In Deutschland reden wir aber nur von „vernetzter Sicherheitspolitik“ und von der erforderlichen stärkeren sicherheitspolitischen Rolle Deutschlands in der globalen Welt, ohne allerdings die dafür zwingend erforderlichen politischen Rahmenbedingungen zu schaffen. Leider ist mit dem jetzigen deutschen Außenminister zukunftsorientierte, konkrete „vernetzte Sicherheitspolitik“ wohl nicht wirklich möglich. Das liegt sicher aber auch daran, dass sich Kanzlerin Merkel ganz offensichtlich für Sicherheitspolitik nicht interessiert und keine sicherheitspolitischen Richtlinien vorgibt.

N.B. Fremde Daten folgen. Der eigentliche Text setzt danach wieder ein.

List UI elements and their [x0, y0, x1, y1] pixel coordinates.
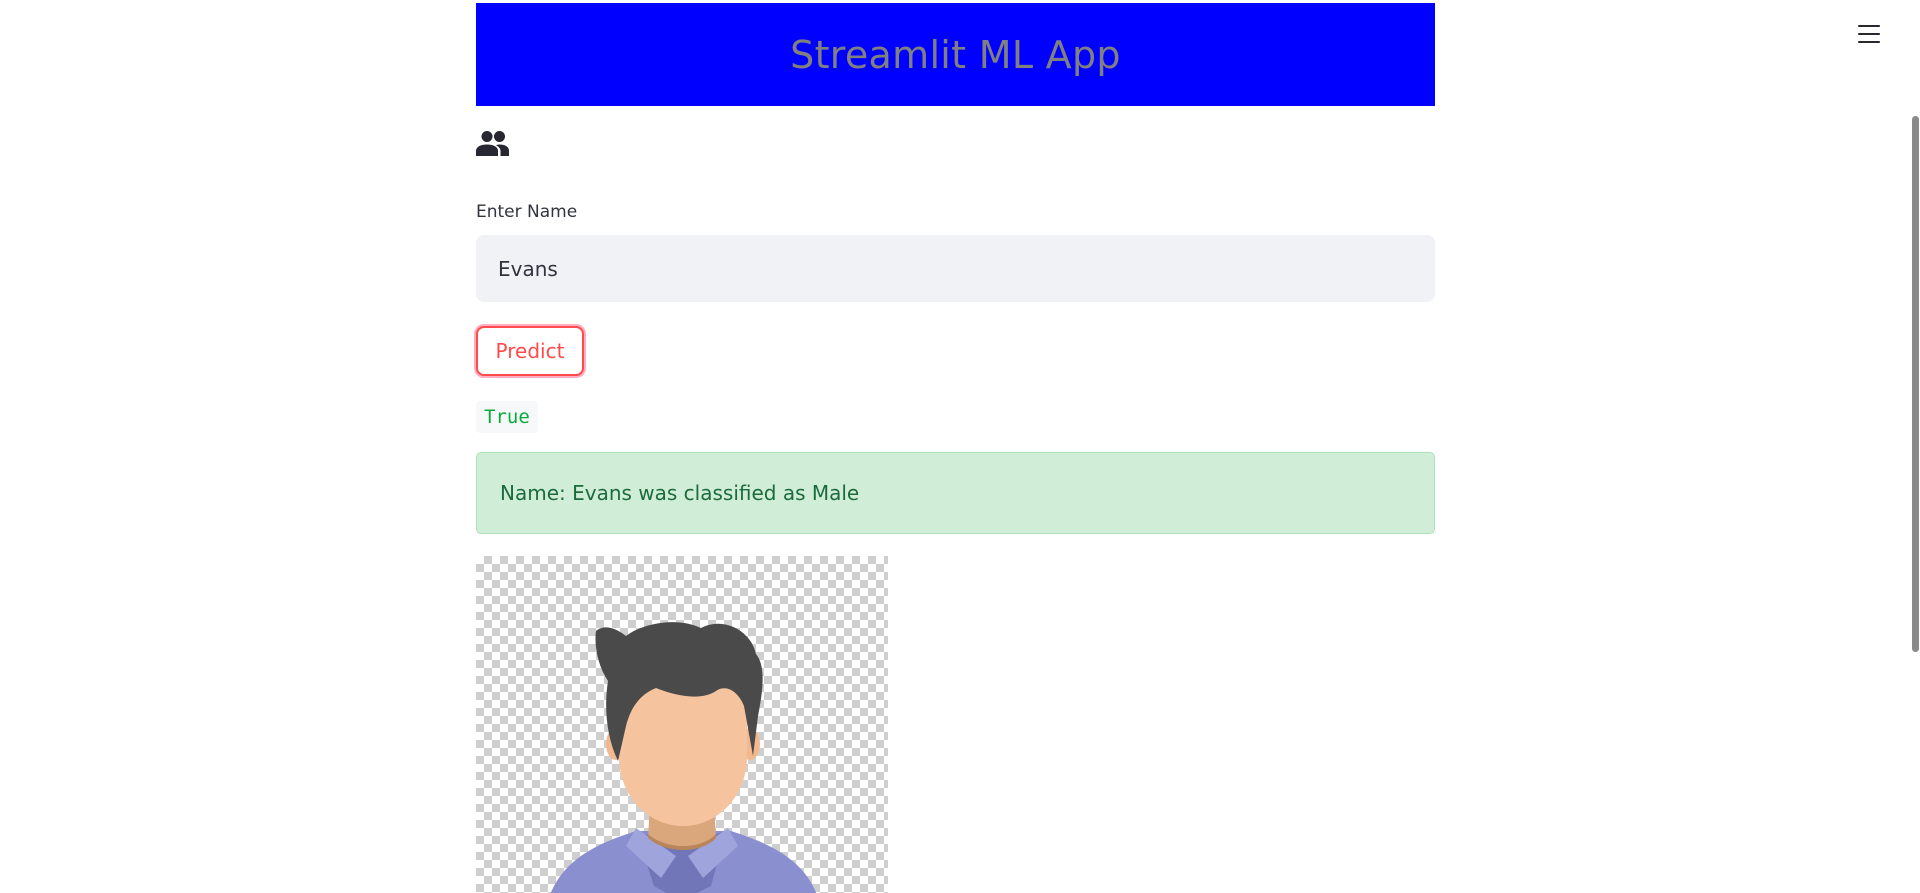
- prediction-result-code: True: [476, 401, 538, 433]
- name-input[interactable]: [476, 235, 1435, 302]
- predict-button[interactable]: Predict: [476, 326, 584, 376]
- hamburger-menu-icon[interactable]: [1856, 22, 1882, 46]
- people-icon: [476, 130, 509, 156]
- title-banner: Streamlit ML App: [476, 3, 1435, 106]
- scrollbar-thumb[interactable]: [1912, 116, 1919, 652]
- name-field-label: Enter Name: [476, 202, 578, 222]
- app-title: Streamlit ML App: [790, 32, 1121, 77]
- success-alert: Name: Evans was classified as Male: [476, 452, 1435, 534]
- main-content: Streamlit ML App Enter Name Predict True…: [476, 3, 1435, 893]
- male-avatar-image: [476, 556, 888, 893]
- success-message: Name: Evans was classified as Male: [500, 481, 860, 505]
- app-page: Streamlit ML App Enter Name Predict True…: [0, 0, 1920, 893]
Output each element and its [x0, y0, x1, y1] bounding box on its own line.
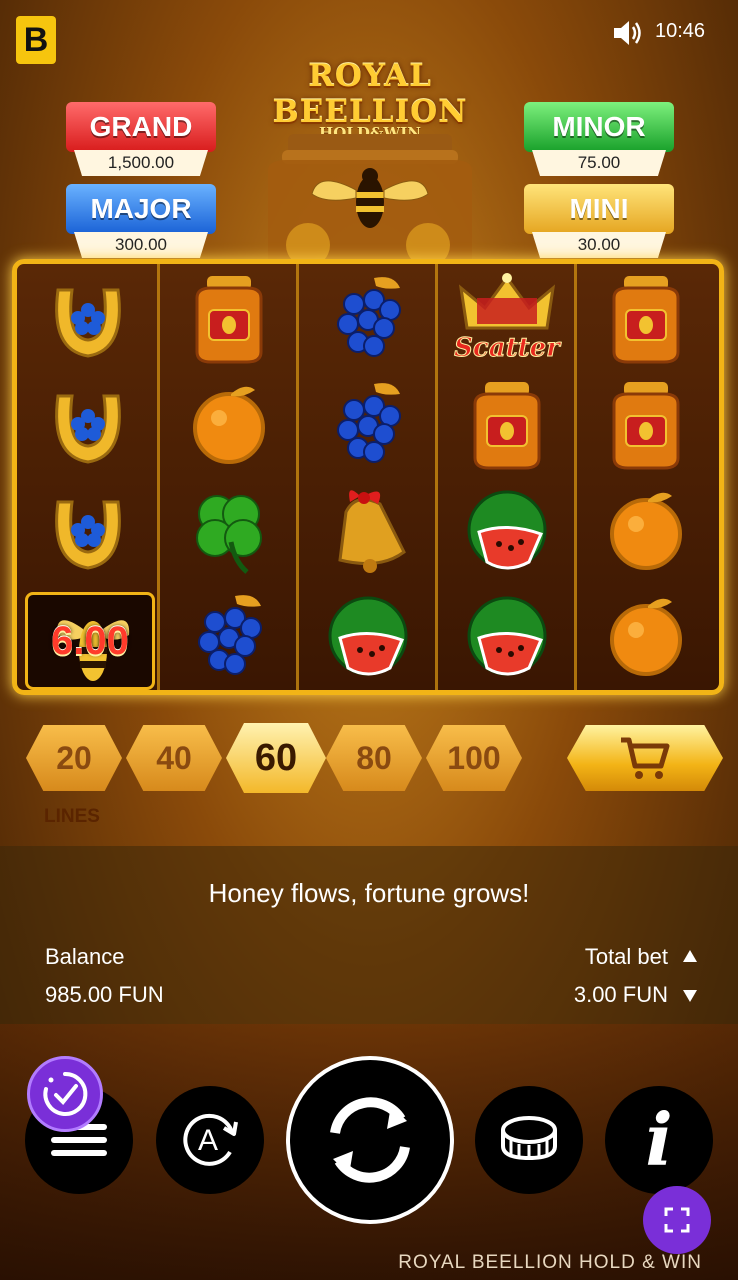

Da ist es schon ein Anfang, wenn Frau von der Leyen formuliert: „Wir machen uns nicht größer, als wir sind, wir machen uns aber auch nicht kleiner, als wir sind.“ Und es ist richtig, dass die Ministerin die Bundeswehr vor allem als Bündnisarmee aufstellen will und doch tatsächlich feststellt: „Unsere Bündnisse sind nur so stark, wie wir in sie investieren“ und in dem Zusammenhang darauf hinweist, dass Deutschland unverändert das vereinbarte NATO-Ziel, 2 Prozent des Bruttoinlandsproduktes in Verteidigung zu investieren, mit nur 1.2 Prozent deutlich verfehlt. Deutschland wird sicherheitspolitisch klein bleiben, wenn es die erforderlichen Investitionen in die sicherheitspolitischen Fähigkeiten weiterhin nur unzureichend leistet. Die erforderlichen Gelder muss der Bundestag bewilligen. Deswegen muss das jetzt von der Bundesregierung beschlossene neue Weißbuch dem deutschen Bundestag zur Entscheidung überlassen werden. Dann würde in unserer parlamentarischen Demokratie zunächst eine verlässliche Grundlage für die zukünftige deutsche Sicherheitspolitik geschaffen, die dann für jede neue Legislaturperiode fortgeschrieben werden sollte.